Nach dem Tod des letzten Apostels (des Apostels Johannes) und dem Abschluss des neutestamentlichen Kanons wurde die gesetzgeberische Grundlage gelegt. Die Autorität, zu binden und zu lösen, wurde einzig und allein den Aposteln übertragen. Auf dem Fundament der Apostel und Propheten, wobei Jesus Christus selbst der wichtigste Eckstein ist, ist das Fundament für die Kirche ein für allemal gelegt (Epheser 2:19-22) – ein Fundament legt man nur einmal, nicht wahr? Es gibt keinerlei biblische Grundlage für die Behauptung, dass diese apostolische Autorität später an andere weitergegeben wurde. Obwohl sich viele als solche ausgeben, gibt es heute keine Apostel mehr – der letzte Apostel (Johannes) ist vor etwa 1 915 Jahren gestorben.

Wie sollten die Ortsgemeinden, nachdem das gesetzgeberische Fundament gelegt wurde, über rechtliche Fragen entscheiden? Kirchenzucht ist eindeutig geboten (Matthäus 18,16-20), und in diesem Bereich würde „binden“ „exkommunizieren“ und „lösen“ „nicht exkommunizieren“ bedeuten (Fruchtenbaum 2005:10). Die Ortsgemeinden müssen darauf achten, dass sie gerichtliche Angelegenheiten in Übereinstimmung mit dem Neuen Testament und nicht mit von Menschen gemachten Gesetzen oder Regeln, die nicht in der Heiligen Schrift zu finden sind, entscheiden.

Die einzigen beiden ausdrücklichen neutestamentlichen Hinweise auf „binden und lösen“ finden sich in Matthäus 16,19 und 18,18. Nur in diesen Zusammenhängen kann man untersuchen, was die Begriffe für die damals lebenden Juden bedeuteten.
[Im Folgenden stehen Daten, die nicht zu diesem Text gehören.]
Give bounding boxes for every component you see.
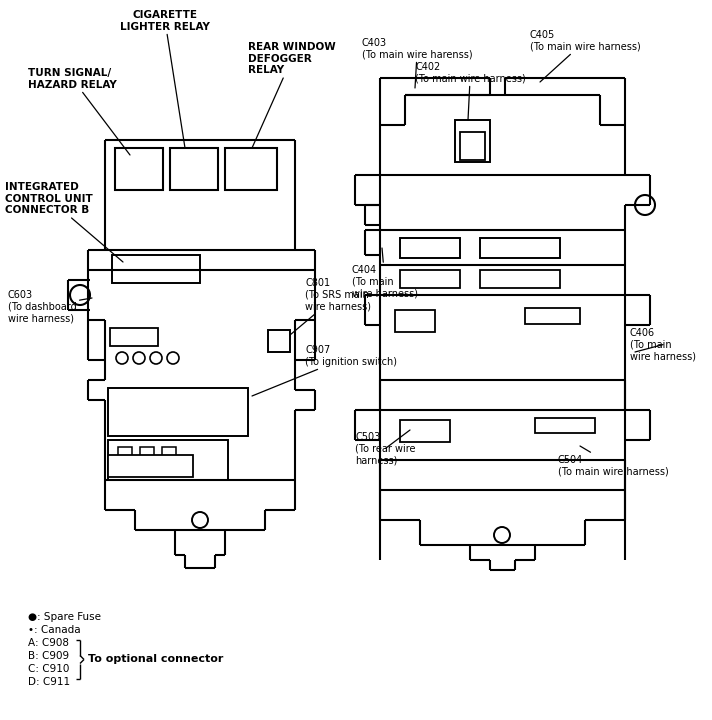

Aus einem solchen jüdischen Bezugsrahmen kann man schließen, dass „das Bekenntnis des Petrus und die Antwort Jeschuas die Voraussetzungen für die Gründung der Kirche und die Aufzeichnung der neutestamentlichen Schriften durch apostolische Autorität geschaffen haben“ (Fruchtenbaum 2005:10).